South African, African and international connectivity to the continent will need to grow exponentially in order to meet the challenge posed by the Square Kilometre Array (SKA) project.

So said Bruce Wallace, SKA project officer, speaking during the ITWeb Broadband Conference held at The Forum in Bryanston last week.

Wallace revealed that the traffic to be generated by the SKA will greatly exceed present worldwide Internet traffic, saying exaflop (one quintillion floating point operations per second) computers will be required to process the data.

“This is a huge project which will probably include an array of approximately 3 000 antennae spread over 3 000km in nine African countries. The cost of power and transport requirements increase exponentially with distance, so the outlying stations will not be connected initially in real-time, since we are talking about transportable data storage to the tune of many petrabytes,” said Wallace.

He added that the MeerKAT precursor, which will be fully commissioned in December to demonstrate SA's readiness to host the SKA, needs at least 10Gbps of international bandwidth to transport processed data from the onsite correlator high-performance computing centre to the European National Research Network.

Describing the overall SKA data transport requirements, Wallace said the centre will deploy three antenna technologies measuring frequencies from 70MHz to 25.5GHz.

Combining all the figures, he also revealed that the data bandwidth requirements from the antenna systems to the core is 15.2Pbps while the international data bandwidth requirements from the core to the European National Research Networks is estimated to be 100Gbps.

SA and Australia have been shortlisted to host the SKA, which will be the largest radio telescope in the world.

According to Wallace, the SKA will be about 50 to 100 times more sensitive than the most powerful telescopes today, adding that it will collect very faint radio waves from the early universe.

“It will help the science community to answer fundamental questions in astronomy, physics and cosmology, including the nature of dark energy and dark matter, in other words, celestial bodies such as stars and the planets,” said Wallace.
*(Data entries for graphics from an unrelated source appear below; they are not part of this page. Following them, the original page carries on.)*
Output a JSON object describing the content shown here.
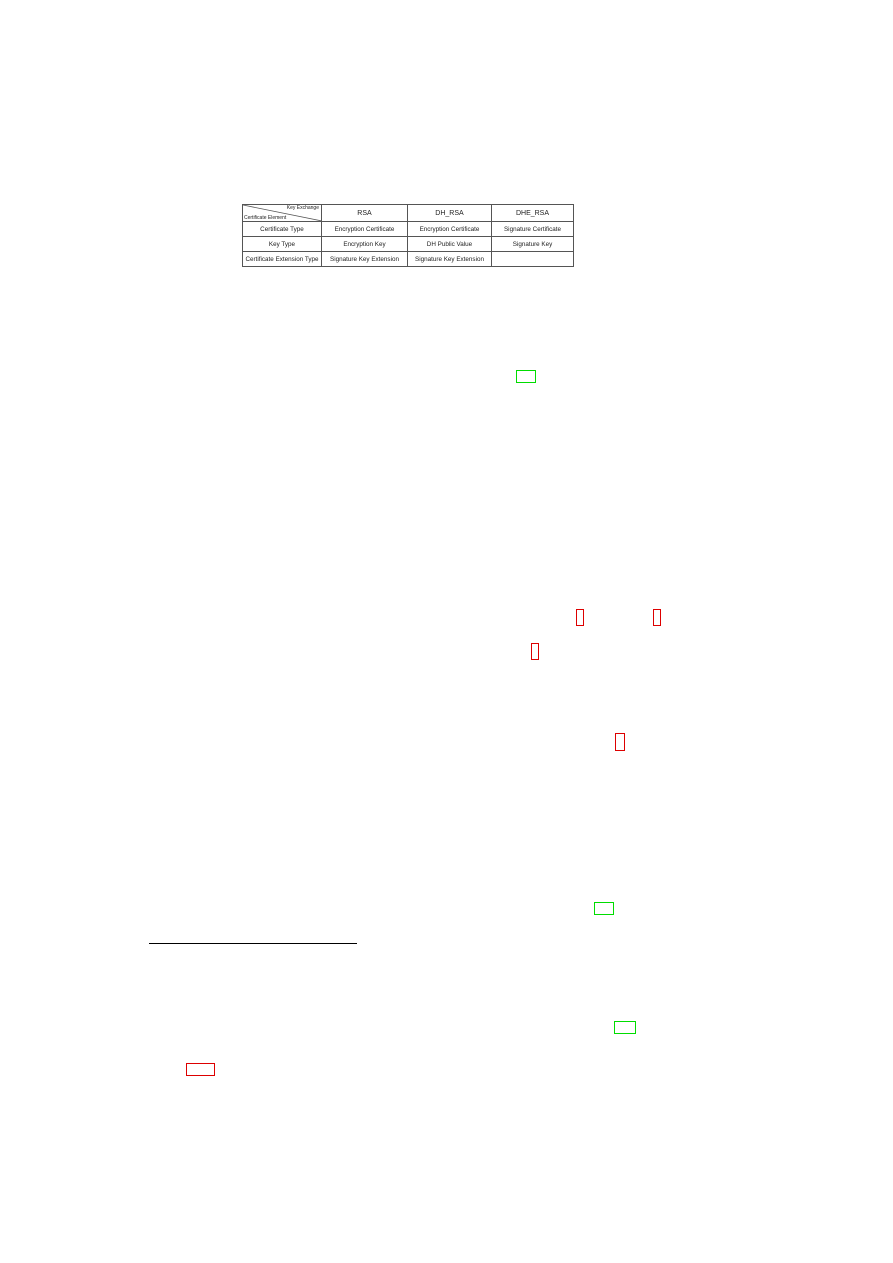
{
  "table": {
    "corner_top": "Key Exchange",
    "corner_bottom": "Certificate Element",
    "columns": [
      "RSA",
      "DH_RSA",
      "DHE_RSA"
    ],
    "rows": [
      {
        "label": "Certificate Type",
        "cells": [
          "Encryption Certificate",
          "Encryption Certificate",
          "Signature Certificate"
        ]
      },
      {
        "label": "Key Type",
        "cells": [
          "Encryption Key",
          "DH Public Value",
          "Signature Key"
        ]
      },
      {
        "label": "Certificate Extension Type",
        "cells": [
          "Signature Key Extension",
          "Signature Key Extension",
          ""
        ]
      }
    ]
  },
  "link_colors": {
    "citation": "#00dd00",
    "reference": "#dd0000"
  }
}
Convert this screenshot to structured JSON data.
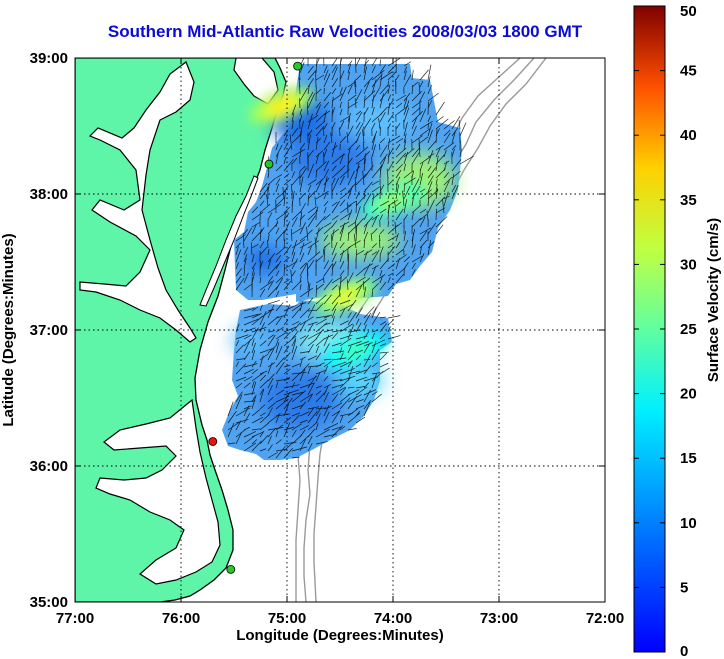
{
  "chart_data": {
    "type": "heatmap",
    "title": "Southern Mid-Atlantic Raw Velocities 2008/03/03 1800 GMT",
    "xlabel": "Longitude (Degrees:Minutes)",
    "ylabel": "Latitude (Degrees:Minutes)",
    "x_ticks": [
      {
        "value": -77,
        "label": "77:00"
      },
      {
        "value": -76,
        "label": "76:00"
      },
      {
        "value": -75,
        "label": "75:00"
      },
      {
        "value": -74,
        "label": "74:00"
      },
      {
        "value": -73,
        "label": "73:00"
      },
      {
        "value": -72,
        "label": "72:00"
      }
    ],
    "y_ticks": [
      {
        "value": 35,
        "label": "35:00"
      },
      {
        "value": 36,
        "label": "36:00"
      },
      {
        "value": 37,
        "label": "37:00"
      },
      {
        "value": 38,
        "label": "38:00"
      },
      {
        "value": 39,
        "label": "39:00"
      }
    ],
    "xlim": [
      -77,
      -72
    ],
    "ylim": [
      35,
      39
    ],
    "grid": true,
    "colorbar": {
      "label": "Surface Velocity (cm/s)",
      "range": [
        0,
        50
      ],
      "ticks": [
        "0",
        "5",
        "10",
        "15",
        "20",
        "25",
        "30",
        "35",
        "40",
        "45",
        "50"
      ],
      "colormap": "jet"
    },
    "colors": {
      "land": "#5ef5a8",
      "coastline": "#000000",
      "bathymetry": "#9a9a9a",
      "grid": "#000000"
    },
    "stations": [
      {
        "lon": -74.9,
        "lat": 38.94,
        "color": "#22cc22"
      },
      {
        "lon": -75.17,
        "lat": 38.22,
        "color": "#22cc22"
      },
      {
        "lon": -75.7,
        "lat": 36.18,
        "color": "#ee1111"
      },
      {
        "lon": -75.53,
        "lat": 35.24,
        "color": "#22cc22"
      }
    ],
    "hotspots": [
      {
        "lon": -74.45,
        "lat": 37.25,
        "speed": 30
      },
      {
        "lon": -74.0,
        "lat": 37.95,
        "speed": 26
      },
      {
        "lon": -75.05,
        "lat": 38.65,
        "speed": 32
      },
      {
        "lon": -74.35,
        "lat": 36.85,
        "speed": 22
      }
    ]
  }
}
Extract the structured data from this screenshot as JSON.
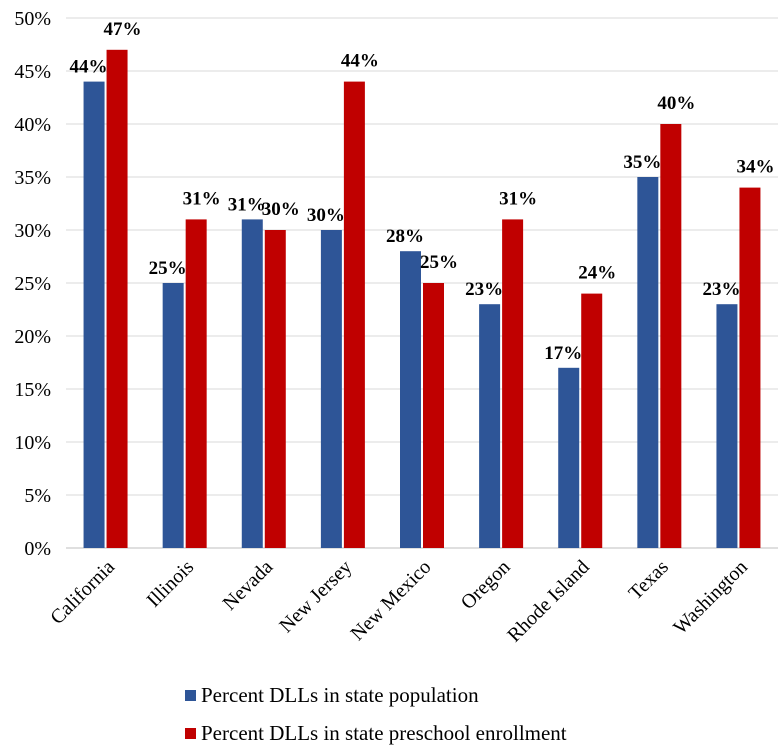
{
  "chart_data": {
    "type": "bar",
    "categories": [
      "California",
      "Illinois",
      "Nevada",
      "New Jersey",
      "New Mexico",
      "Oregon",
      "Rhode Island",
      "Texas",
      "Washington"
    ],
    "series": [
      {
        "name": "Percent DLLs in state population",
        "color": "#2E5597",
        "values": [
          44,
          25,
          31,
          30,
          28,
          23,
          17,
          35,
          23
        ],
        "labels": [
          "44%",
          "25%",
          "31%",
          "30%",
          "28%",
          "23%",
          "17%",
          "35%",
          "23%"
        ]
      },
      {
        "name": "Percent DLLs in state preschool enrollment",
        "color": "#C00000",
        "values": [
          47,
          31,
          30,
          44,
          25,
          31,
          24,
          40,
          34
        ],
        "labels": [
          "47%",
          "31%",
          "30%",
          "44%",
          "25%",
          "31%",
          "24%",
          "40%",
          "34%"
        ]
      }
    ],
    "y_ticks": [
      "0%",
      "5%",
      "10%",
      "15%",
      "20%",
      "25%",
      "30%",
      "35%",
      "40%",
      "45%",
      "50%"
    ],
    "ylim": [
      0,
      50
    ],
    "grid": true,
    "legend_position": "bottom",
    "title": "",
    "xlabel": "",
    "ylabel": ""
  }
}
He added that the SKA will be a powerful time machine that scientists will use to back in time to explore the origins of the first galaxies.

“If there is life elsewhere in the universe, the SKA will help us find it,” he said.

The total value for the SA SKA programme is estimated to be R2.1 billion, and the decision on the host will be made in 2012. The first phase completion is earmarked for 2016, while the second phase is expected to be finished around 2023or 2024.